Omega-3 ALA

Understand omega-3 ALA and omega-3 ALA targets in the Nutrient Explorer

What it is

Fat molecules have a long backbone of carbon atoms bound to hydrogen atoms. When a particular carbon is “saturated,” it forms a single bond with two other carbon atoms, and two hydrogen atoms. When consecutive carbons are “unsaturated,” they’re each only bound to a single hydrogen atom, allowing the neighboring carbon atoms to form a double bond with each other. This typically causes a bend in the carbon backbone.

Alpha-linolenic acid (ALA) is a polyunsaturated fat with three pairs of unsaturated carbons, and multiple bends in its carbon backbone.
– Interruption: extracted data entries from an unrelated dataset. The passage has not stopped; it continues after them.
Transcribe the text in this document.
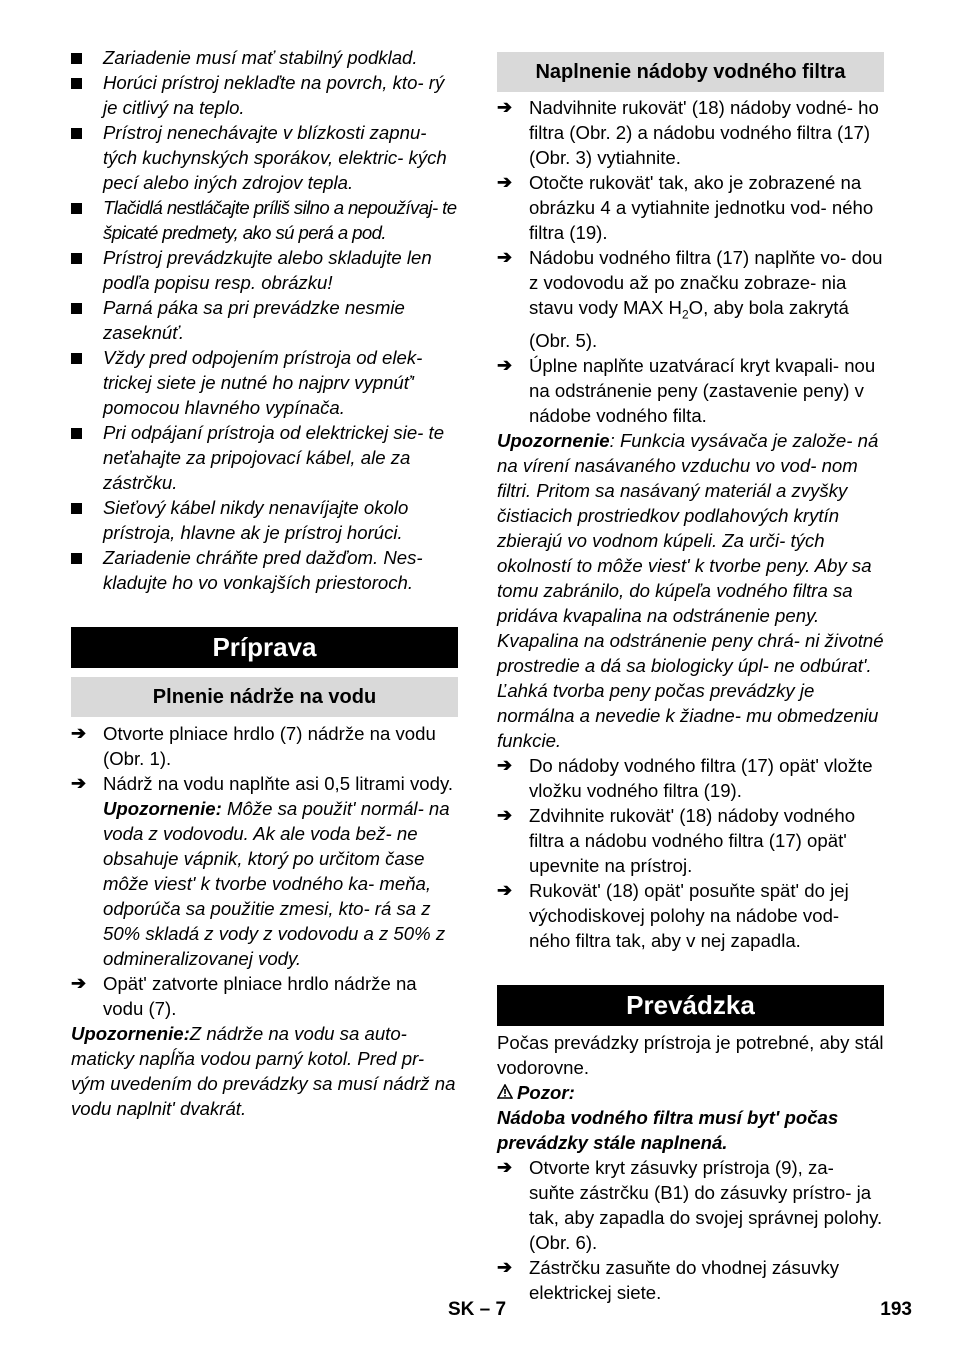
Zariadenie musí mať stabilný podklad.

Horúci prístroj neklaďte na povrch, kto- rý je citlivý na teplo.

Prístroj nenechávajte v blízkosti zapnu- tých kuchynských sporákov, elektric- kých pecí alebo iných zdrojov tepla.

Tlačidlá nestláčajte príliš silno a nepoužívaj- te špicaté predmety, ako sú perá a pod.

Prístroj prevádzkujte alebo skladujte len podľa popisu resp. obrázku!

Parná páka sa pri prevádzke nesmie zaseknúť.

Vždy pred odpojením prístroja od elek- trickej siete je nutné ho najprv vypnúť' pomocou hlavného vypínača.

Pri odpájaní prístroja od elektrickej sie- te neťahajte za pripojovací kábel, ale za zástrčku.

Sieťový kábel nikdy nenavíjajte okolo prístroja, hlavne ak je prístroj horúci.

Zariadenie chráňte pred dažďom. Nes- kladujte ho vo vonkajších priestoroch.

Príprava
Plnenie nádrže na vodu

➔ Otvorte plniace hrdlo (7) nádrže na vodu (Obr. 1).

➔ Nádrž na vodu naplňte asi 0,5 litrami vody.

Upozornenie: Môže sa použit' normál- na voda z vodovodu. Ak ale voda bež- ne obsahuje vápnik, ktorý po určitom čase môže viest' k tvorbe vodného ka- meňa, odporúča sa použitie zmesi, kto- rá sa z 50% skladá z vody z vodovodu a z 50% z odmineralizovanej vody.

➔ Opät' zatvorte plniace hrdlo nádrže na vodu (7).

Upozornenie:Z nádrže na vodu sa auto- maticky napĺňa vodou parný kotol. Pred pr- vým uvedením do prevádzky sa musí nádrž na vodu naplnit' dvakrát.

Naplnenie nádoby vodného filtra

➔ Nadvihnite rukovät' (18) nádoby vodné- ho filtra (Obr. 2) a nádobu vodného filtra (17) (Obr. 3) vytiahnite.

➔ Otočte rukovät' tak, ako je zobrazené na obrázku 4 a vytiahnite jednotku vod- ného filtra (19).

➔ Nádobu vodného filtra (17) naplňte vo- dou z vodovodu až po značku zobraze- nia stavu vody MAX $H_2O$, aby bola zakrytá (Obr. 5).

➔ Úplne naplňte uzatvárací kryt kvapali- nou na odstránenie peny (zastavenie peny) v nádobe vodného filta.

Upozornenie: Funkcia vysávača je založe- ná na vírení nasávaného vzduchu vo vod- nom filtri. Pritom sa nasávaný materiál a zvyšky čistiacich prostriedkov podlahových krytín zbierajú vo vodnom kúpeli. Za urči- tých okolností to môže viest' k tvorbe peny. Aby sa tomu zabránilo, do kúpeľa vodného filtra sa pridáva kvapalina na odstránenie peny. Kvapalina na odstránenie peny chrá- ni životné prostredie a dá sa biologicky úpl- ne odbúrat'. Ľahká tvorba peny počas prevádzky je normálna a nevedie k žiadne- mu obmedzeniu funkcie.

➔ Do nádoby vodného filtra (17) opät' vložte vložku vodného filtra (19).

➔ Zdvihnite rukovät' (18) nádoby vodného filtra a nádobu vodného filtra (17) opät' upevnite na prístroj.

➔ Rukovät' (18) opät' posuňte spät' do jej východiskovej polohy na nádobe vod- ného filtra tak, aby v nej zapadla.

Prevádzka

Počas prevádzky prístroja je potrebné, aby stál vodorovne.

Pozor:

Nádoba vodného filtra musí byt' počas prevádzky stále naplnená.

➔ Otvorte kryt zásuvky prístroja (9), za- suňte zástrčku (B1) do zásuvky prístro- ja tak, aby zapadla do svojej správnej polohy. (Obr. 6).

➔ Zástrčku zasuňte do vhodnej zásuvky elektrickej siete.

SK – 7	193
These bends in the carbon backbone make the fat molecules less likely to stack up in an orderly fashion, thus making ALA a liquid at room temperature.

What it does

ALA is considered an essential fatty acid, but it's primarily important because it can be converted to the two more important omega-3 fatty acids – EPA and DHA. However, the conversion of ALA to EPA and DHA is pretty inefficient. Only about 3-6% of ALA is converted to EPA, and only about 2-4% is converted to DHA.
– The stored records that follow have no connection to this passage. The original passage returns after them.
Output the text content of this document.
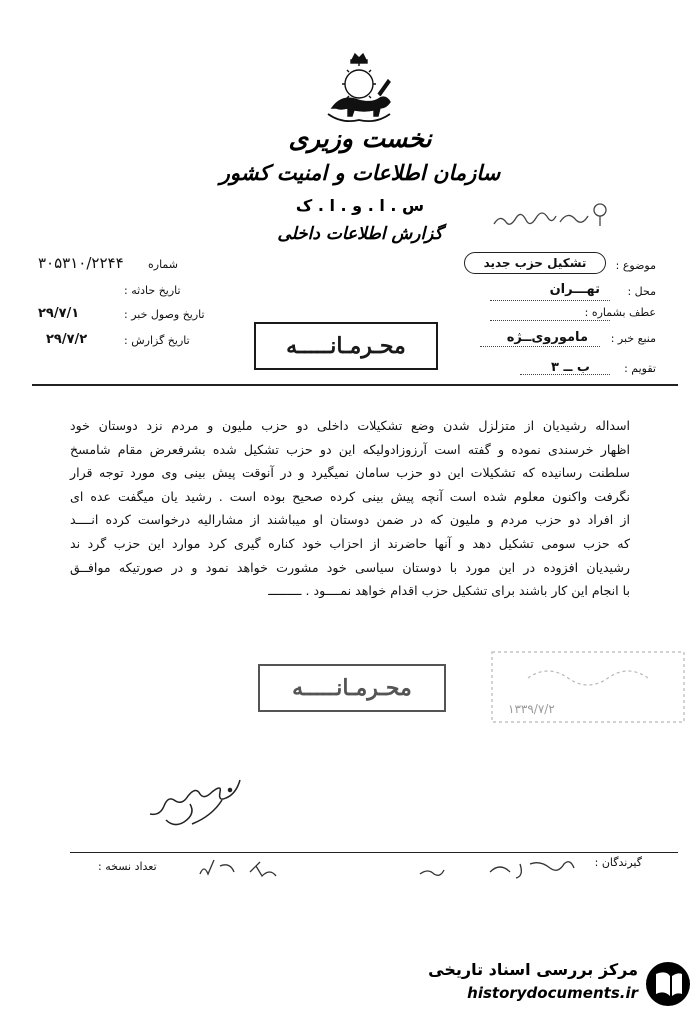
نخست وزیری
سازمان اطلاعات و امنیت کشور
س . ا . و . ا . ک
گزارش اطلاعات داخلی
موضوع :
تشکیل حزب جدید
محل :
تهـــران
عطف بشماره :
منبع خبر :
ماموروی‌ــژه
تقویم :
ب ــ ۳
شماره
۳۰۵۳۱۰/۲۲۴۴
تاریخ حادثه :
تاریخ وصول خبر :
۲۹/۷/۱
تاریخ گزارش :
۲۹/۷/۲	محـرمـانـــــه

اسداله رشیدیان از متزلزل شدن وضع تشکیلات داخلی دو حزب ملیون و مردم نزد دوستان خود

اظهار خرسندی نموده و گفته است آرزوزادولیکه این دو حزب تشکیل شده بشرفعرض مقام شامسخ

سلطنت رسانیده که تشکیلات این دو حزب سامان نمیگیرد و در آنوقت پیش بینی وی مورد توجه قرار

نگرفت واکنون معلوم شده است آنچه پیش بینی کرده صحیح بوده است . رشید یان میگفت عده ای

از افراد دو حزب مردم و ملیون که در ضمن دوستان او میباشند از مشارالیه درخواست کرده انــــد

که حزب سومی تشکیل دهد و آنها حاضرند از احزاب خود کناره گیری کرد موارد این حزب گرد ند

رشیدیان افزوده در این مورد با دوستان سیاسی خود مشورت خواهد نمود و در صورتیکه موافــق

با انجام این کار باشند برای تشکیل حزب اقدام خواهد نمــــود . ـــــــــ

۱۳۳۹/۷/۲
محـرمـانـــــه
گیرندگان :
تعداد نسخه :
مرکز بررسی اسناد تاریخی
historydocuments.ir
ALA also competes with omega-6 linoleic acid (LA) for use by common enzymes that convert ALA to EPA and DHA, and LA to arachidonic acid. EPA and DHA are generally anti-inflammatory, and arachidonic acid is generally pro-inflammatory, so sufficient ALA intake may indirectly reduce general inflammation.

Recommended intake

The recommended intake of ALA is 1.6 grams per day for men, and 1.1 grams per day for women.

Likelihood of tracking completeness: Very low

ALA is not a nutrient food manufacturers are required to disclose on nutrition labels. The vast majority of food manufacturers do not voluntarily list ALA content on nutrition labels, so most branded products in the MacroFactor database lack information on ALA. So, if you’d like to accurately track your ALA intake, you’ll need to make a point of mostly tracking “common foods,” which come from research-grade databases that have full nutrient reporting.
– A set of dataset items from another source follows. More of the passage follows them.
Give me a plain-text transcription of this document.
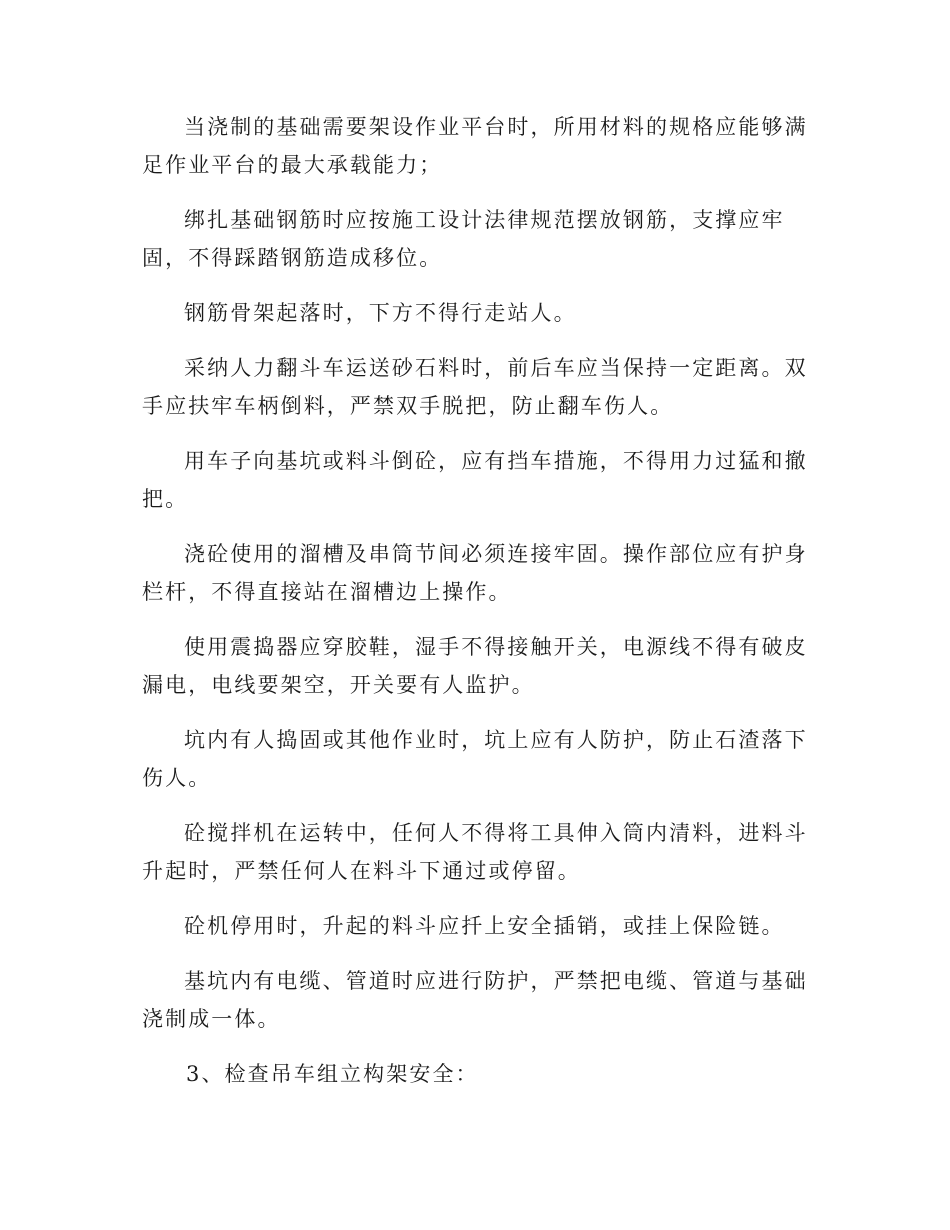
当浇制的基础需要架设作业平台时，所用材料的规格应能够满足作业平台的最大承载能力；

绑扎基础钢筋时应按施工设计法律规范摆放钢筋，支撑应牢固，不得踩踏钢筋造成移位。

钢筋骨架起落时，下方不得行走站人。

采纳人力翻斗车运送砂石料时，前后车应当保持一定距离。双手应扶牢车柄倒料，严禁双手脱把，防止翻车伤人。

用车子向基坑或料斗倒砼，应有挡车措施，不得用力过猛和撤把。

浇砼使用的溜槽及串筒节间必须连接牢固。操作部位应有护身栏杆，不得直接站在溜槽边上操作。

使用震捣器应穿胶鞋，湿手不得接触开关，电源线不得有破皮漏电，电线要架空，开关要有人监护。

坑内有人捣固或其他作业时，坑上应有人防护，防止石渣落下伤人。

砼搅拌机在运转中，任何人不得将工具伸入筒内清料，进料斗升起时，严禁任何人在料斗下通过或停留。

砼机停用时，升起的料斗应扦上安全插销，或挂上保险链。

基坑内有电缆、管道时应进行防护，严禁把电缆、管道与基础浇制成一体。

3、检查吊车组立构架安全：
For more on when you can track using branded foods versus common foods when you’re trying to accurately monitor your intake of particular nutrients, you should check out this article.

Likelihood of insufficient intake: Low

Most adults in developed countries consume adequate amounts of ALA.

For more on nutrients with a greater likelihood of insufficient or excessive intake, you should check out this article.

Signs of deficiency/insufficiency 

The earliest signs of insufficient omega-3 intake (including ALA) are dermatitis and rough, scaly patches of skin.

Good sources

Flax seeds, chia seeds, hemp seeds, and walnuts (and products made from those nuts and seeds) are the best sources of ALA. Canola oil is also high in ALA.